After reducing its investigative activities during the Covid pandemic, the tax office sent 23,936 such letters relating to offshore matters in 2022-23, up 31 per cent on the 18,260 issued in 2021-22, a freedom of information request has revealed.
The FOI also disclosed that HMRC has stepped up its requests to foreign tax authorities about UK residents. It made 620 such requests in the 2022 calendar year — the most in five years — and has made 298 so far this year.
Andrew Park, partner at accountancy firm Price Bailey, who made the FOI, said the development came after “several years of declining compliance focus on this area”, which he warned may have “lulled taxpayers into a false sense of security”.
The tax authority notably paused compliance investigations for several months during 2020 in response to the Covid-19 pandemic.
“HMRC is clearly stepping up activity targeting taxpayers with undeclared income or gains,” Park said.
John Hood, partner at Moore Kingston Smith, another accountancy firm, also reported increased activity from HMRC on wealthier people with overseas assets.
“The spotlight is truly focused on resident non-doms,” he said. “We’re seeing more enquires on wealthy individuals. They’re definitely under the spotlight.”
Park added the resurgence in activity had come about because the tax agency was under pressure to “maximise tax revenues” and faced “huge pressure to raise their game on compliance generally”.

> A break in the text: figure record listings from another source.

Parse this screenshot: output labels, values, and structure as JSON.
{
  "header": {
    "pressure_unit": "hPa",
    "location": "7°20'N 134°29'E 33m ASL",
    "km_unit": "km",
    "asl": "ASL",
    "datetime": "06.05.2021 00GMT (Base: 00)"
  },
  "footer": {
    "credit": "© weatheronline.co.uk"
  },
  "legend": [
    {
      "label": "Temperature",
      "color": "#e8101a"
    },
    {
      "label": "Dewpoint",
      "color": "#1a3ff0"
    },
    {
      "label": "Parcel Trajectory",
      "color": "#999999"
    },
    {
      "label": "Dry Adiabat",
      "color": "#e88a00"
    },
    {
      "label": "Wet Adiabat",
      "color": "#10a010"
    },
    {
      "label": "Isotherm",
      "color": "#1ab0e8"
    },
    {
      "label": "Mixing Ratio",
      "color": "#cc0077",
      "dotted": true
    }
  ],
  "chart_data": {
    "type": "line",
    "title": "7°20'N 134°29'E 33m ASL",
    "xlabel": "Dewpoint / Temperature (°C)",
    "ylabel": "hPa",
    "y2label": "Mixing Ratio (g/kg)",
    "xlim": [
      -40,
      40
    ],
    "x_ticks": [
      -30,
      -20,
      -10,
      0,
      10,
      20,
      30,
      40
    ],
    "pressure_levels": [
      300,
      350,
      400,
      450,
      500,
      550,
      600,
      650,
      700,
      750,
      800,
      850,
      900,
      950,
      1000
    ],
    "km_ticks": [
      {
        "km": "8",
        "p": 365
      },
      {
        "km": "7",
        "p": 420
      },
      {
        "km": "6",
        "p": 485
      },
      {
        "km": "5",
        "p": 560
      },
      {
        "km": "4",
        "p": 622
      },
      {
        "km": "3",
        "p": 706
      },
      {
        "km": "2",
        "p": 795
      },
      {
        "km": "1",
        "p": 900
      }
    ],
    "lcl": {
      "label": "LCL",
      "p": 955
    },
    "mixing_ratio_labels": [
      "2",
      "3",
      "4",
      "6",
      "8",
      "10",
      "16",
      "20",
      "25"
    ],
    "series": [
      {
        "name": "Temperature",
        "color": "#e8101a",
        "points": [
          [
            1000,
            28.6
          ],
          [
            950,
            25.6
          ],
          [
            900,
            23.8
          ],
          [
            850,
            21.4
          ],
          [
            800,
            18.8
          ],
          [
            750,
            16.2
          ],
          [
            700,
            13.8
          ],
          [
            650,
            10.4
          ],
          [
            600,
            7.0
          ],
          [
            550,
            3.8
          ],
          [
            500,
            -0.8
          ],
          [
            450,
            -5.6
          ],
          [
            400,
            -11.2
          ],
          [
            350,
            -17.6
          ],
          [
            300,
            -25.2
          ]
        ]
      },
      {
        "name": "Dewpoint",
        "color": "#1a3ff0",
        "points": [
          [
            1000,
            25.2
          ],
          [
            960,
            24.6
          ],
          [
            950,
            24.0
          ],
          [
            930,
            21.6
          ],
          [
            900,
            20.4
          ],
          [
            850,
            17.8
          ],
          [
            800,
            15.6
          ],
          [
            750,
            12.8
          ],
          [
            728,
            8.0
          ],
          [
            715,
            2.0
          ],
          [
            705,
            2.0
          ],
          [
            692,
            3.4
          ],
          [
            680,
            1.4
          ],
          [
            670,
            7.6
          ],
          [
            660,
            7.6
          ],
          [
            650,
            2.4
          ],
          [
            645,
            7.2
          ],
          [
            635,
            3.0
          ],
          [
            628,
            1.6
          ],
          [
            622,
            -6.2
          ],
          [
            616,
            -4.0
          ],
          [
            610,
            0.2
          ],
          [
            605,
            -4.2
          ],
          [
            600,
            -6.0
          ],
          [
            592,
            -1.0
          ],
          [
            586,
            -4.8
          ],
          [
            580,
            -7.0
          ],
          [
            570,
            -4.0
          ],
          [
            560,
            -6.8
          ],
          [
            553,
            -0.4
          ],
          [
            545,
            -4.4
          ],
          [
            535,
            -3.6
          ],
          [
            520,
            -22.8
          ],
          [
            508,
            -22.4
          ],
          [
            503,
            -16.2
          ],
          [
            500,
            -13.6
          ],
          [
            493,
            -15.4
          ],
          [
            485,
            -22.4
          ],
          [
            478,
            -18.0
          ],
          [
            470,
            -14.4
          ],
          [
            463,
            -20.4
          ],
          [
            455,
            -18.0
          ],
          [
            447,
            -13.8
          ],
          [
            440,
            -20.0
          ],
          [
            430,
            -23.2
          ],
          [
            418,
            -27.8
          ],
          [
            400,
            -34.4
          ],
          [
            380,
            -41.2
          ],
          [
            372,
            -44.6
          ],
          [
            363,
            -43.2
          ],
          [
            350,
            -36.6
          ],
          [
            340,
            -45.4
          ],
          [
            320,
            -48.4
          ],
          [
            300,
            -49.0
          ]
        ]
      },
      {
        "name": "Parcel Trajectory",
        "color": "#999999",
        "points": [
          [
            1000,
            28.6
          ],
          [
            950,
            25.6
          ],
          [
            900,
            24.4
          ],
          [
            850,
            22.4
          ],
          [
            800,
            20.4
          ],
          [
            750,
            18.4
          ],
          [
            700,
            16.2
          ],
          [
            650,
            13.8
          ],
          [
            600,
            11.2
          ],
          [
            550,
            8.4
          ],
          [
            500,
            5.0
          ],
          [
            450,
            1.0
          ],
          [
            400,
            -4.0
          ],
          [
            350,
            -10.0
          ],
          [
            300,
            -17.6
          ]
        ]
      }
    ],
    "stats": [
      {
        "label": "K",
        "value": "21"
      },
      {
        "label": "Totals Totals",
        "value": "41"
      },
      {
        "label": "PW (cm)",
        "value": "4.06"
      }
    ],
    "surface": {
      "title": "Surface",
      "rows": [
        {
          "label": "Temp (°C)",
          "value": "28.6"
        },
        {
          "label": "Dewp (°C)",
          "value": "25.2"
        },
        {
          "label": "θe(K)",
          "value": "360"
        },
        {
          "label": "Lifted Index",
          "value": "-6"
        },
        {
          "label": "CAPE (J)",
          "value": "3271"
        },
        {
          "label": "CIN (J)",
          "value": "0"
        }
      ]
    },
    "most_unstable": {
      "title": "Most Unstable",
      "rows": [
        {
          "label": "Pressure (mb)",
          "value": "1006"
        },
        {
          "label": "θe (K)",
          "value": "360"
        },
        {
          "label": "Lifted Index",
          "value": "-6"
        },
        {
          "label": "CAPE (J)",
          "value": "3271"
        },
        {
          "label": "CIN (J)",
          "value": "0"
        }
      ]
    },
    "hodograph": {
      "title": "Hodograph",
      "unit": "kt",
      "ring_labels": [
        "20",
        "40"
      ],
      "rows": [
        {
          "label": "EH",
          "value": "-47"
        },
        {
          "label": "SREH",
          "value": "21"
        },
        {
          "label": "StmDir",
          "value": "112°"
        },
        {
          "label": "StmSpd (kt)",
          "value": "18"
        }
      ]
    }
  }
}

He argued this was partly due to criticism from MPs on the public accounts committee this year, which said HMRC was missing out on billions of pounds of tax revenue because of a “failure to better resource compliance”. HMRC also drew criticism last summer after admitting it had made no estimates on what proportion of foreign financial accounts by UK residents had been properly disclosed. The tax office has since promised to produce these estimates, though they have yet to be published.

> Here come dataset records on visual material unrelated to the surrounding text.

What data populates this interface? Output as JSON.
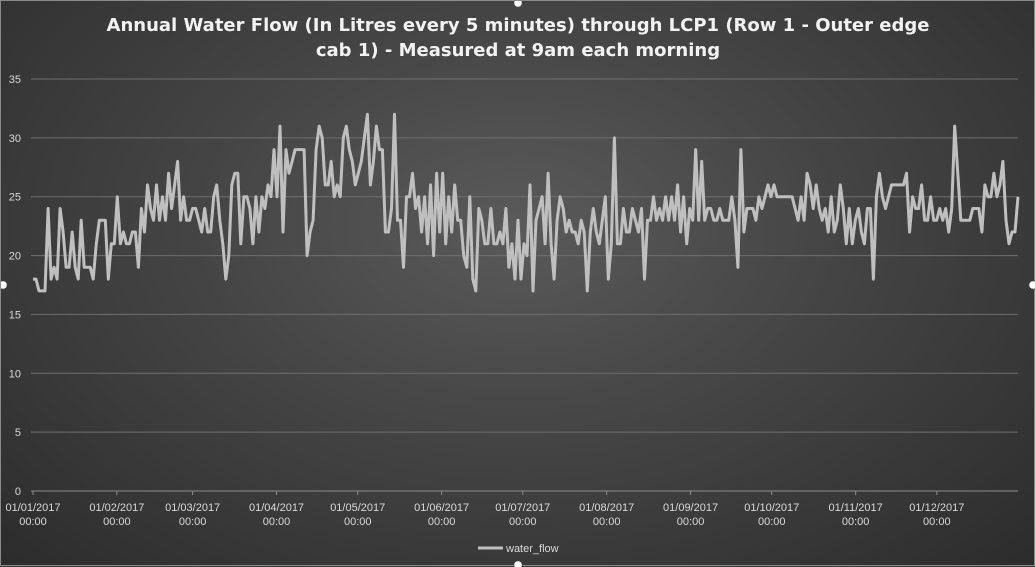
{
  "chart_data": {
    "type": "line",
    "title_line1": "Annual Water Flow (In Litres every 5 minutes) through LCP1 (Row 1 - Outer edge",
    "title_line2": "cab 1) - Measured at 9am each morning",
    "xlabel": "",
    "ylabel": "",
    "ylim": [
      0,
      35
    ],
    "yticks": [
      0,
      5,
      10,
      15,
      20,
      25,
      30,
      35
    ],
    "xticks": [
      {
        "date": "01/01/2017",
        "time": "00:00",
        "day": 0
      },
      {
        "date": "01/02/2017",
        "time": "00:00",
        "day": 31
      },
      {
        "date": "01/03/2017",
        "time": "00:00",
        "day": 59
      },
      {
        "date": "01/04/2017",
        "time": "00:00",
        "day": 90
      },
      {
        "date": "01/05/2017",
        "time": "00:00",
        "day": 120
      },
      {
        "date": "01/06/2017",
        "time": "00:00",
        "day": 151
      },
      {
        "date": "01/07/2017",
        "time": "00:00",
        "day": 181
      },
      {
        "date": "01/08/2017",
        "time": "00:00",
        "day": 212
      },
      {
        "date": "01/09/2017",
        "time": "00:00",
        "day": 243
      },
      {
        "date": "01/10/2017",
        "time": "00:00",
        "day": 273
      },
      {
        "date": "01/11/2017",
        "time": "00:00",
        "day": 304
      },
      {
        "date": "01/12/2017",
        "time": "00:00",
        "day": 334
      }
    ],
    "grid": true,
    "legend_position": "bottom",
    "series": [
      {
        "name": "water_flow",
        "color": "#bfbfbf",
        "values": [
          18,
          18,
          17,
          17,
          17,
          24,
          18,
          19,
          18,
          24,
          22,
          19,
          19,
          22,
          19,
          18,
          23,
          19,
          19,
          19,
          18,
          21,
          23,
          23,
          23,
          18,
          21,
          21,
          25,
          21,
          22,
          21,
          21,
          22,
          22,
          19,
          24,
          22,
          26,
          24,
          23,
          26,
          23,
          25,
          23,
          27,
          24,
          26,
          28,
          23,
          25,
          23,
          23,
          24,
          24,
          23,
          22,
          24,
          22,
          22,
          25,
          26,
          23,
          21,
          18,
          20,
          26,
          27,
          27,
          21,
          25,
          25,
          24,
          21,
          25,
          22,
          25,
          24,
          26,
          25,
          29,
          25,
          31,
          22,
          29,
          27,
          28,
          29,
          29,
          29,
          29,
          20,
          22,
          23,
          29,
          31,
          30,
          26,
          26,
          28,
          25,
          26,
          25,
          30,
          31,
          29,
          28,
          26,
          27,
          28,
          30,
          32,
          26,
          28,
          31,
          29,
          29,
          22,
          22,
          24,
          32,
          23,
          23,
          19,
          25,
          25,
          27,
          24,
          25,
          22,
          25,
          21,
          26,
          20,
          27,
          22,
          27,
          21,
          25,
          22,
          26,
          23,
          23,
          20,
          19,
          25,
          18,
          17,
          24,
          23,
          21,
          21,
          24,
          21,
          21,
          22,
          21,
          24,
          19,
          21,
          18,
          23,
          18,
          21,
          20,
          26,
          17,
          23,
          24,
          25,
          21,
          27,
          21,
          18,
          23,
          25,
          24,
          22,
          23,
          22,
          22,
          21,
          23,
          22,
          17,
          22,
          24,
          22,
          21,
          23,
          25,
          18,
          21,
          30,
          21,
          21,
          24,
          22,
          22,
          24,
          23,
          22,
          24,
          18,
          23,
          23,
          25,
          23,
          24,
          23,
          25,
          23,
          25,
          23,
          26,
          22,
          25,
          21,
          24,
          23,
          29,
          23,
          28,
          23,
          24,
          24,
          23,
          23,
          24,
          23,
          23,
          23,
          25,
          23,
          19,
          29,
          22,
          24,
          24,
          24,
          23,
          25,
          24,
          25,
          26,
          25,
          26,
          25,
          25,
          25,
          25,
          25,
          25,
          24,
          23,
          25,
          23,
          27,
          26,
          24,
          26,
          24,
          23,
          24,
          22,
          25,
          22,
          23,
          26,
          24,
          21,
          24,
          21,
          23,
          24,
          22,
          21,
          24,
          24,
          18,
          25,
          27,
          25,
          24,
          25,
          26,
          26,
          26,
          26,
          26,
          27,
          22,
          25,
          24,
          24,
          26,
          23,
          23,
          25,
          23,
          23,
          24,
          23,
          24,
          22,
          24,
          31,
          27,
          23,
          23,
          23,
          23,
          24,
          24,
          24,
          22,
          26,
          25,
          25,
          27,
          25,
          26,
          28,
          23,
          21,
          22,
          22,
          25
        ]
      }
    ]
  }
}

The advisers warned anyone receiving letters from HMRC in relation to offshore matters to double check their affairs, as the letters are not generated randomly.

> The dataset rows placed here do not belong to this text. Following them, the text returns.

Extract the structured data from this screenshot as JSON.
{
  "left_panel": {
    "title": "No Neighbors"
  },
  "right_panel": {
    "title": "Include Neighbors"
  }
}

They are based on data the tax office has received through the sharing of information on financial accounts between tax authorities. This international exchange of data, developed by the OECD and known as the Common Reporting Standard, has been approved by 110 countries. Participants include historically popular tax havens such as Switzerland, Bermuda, the British Virgin Islands and the Cayman Islands.
HMRC uses algorithms to trawl data looking for anomalies between the offshore data it receives on UK residents and their UK tax returns — if indeed any have submitted. HMRC’s computers then generate “nudge letters” to the individuals concerned if any potential anomalies are detected, Park said.
However, he added, in his experience a lot of the time the nudge letters were sent to people who were tax compliant. Nevertheless, it remained important for people and their advisers to check no mistakes had been made.
Hood agreed, saying the receipt of a nudge letter “caused a great deal of stress and hassle for people . . . Often you’re having to prove a negative, that there is nothing wrong”.
HMRC said: “We have a strong track record in tackling offshore non-compliance. We have secured around £526mn from offshore initiatives since 2019, demonstrating our commitment to tackling all forms of non-compliance and ensuring everyone pays their share of tax.”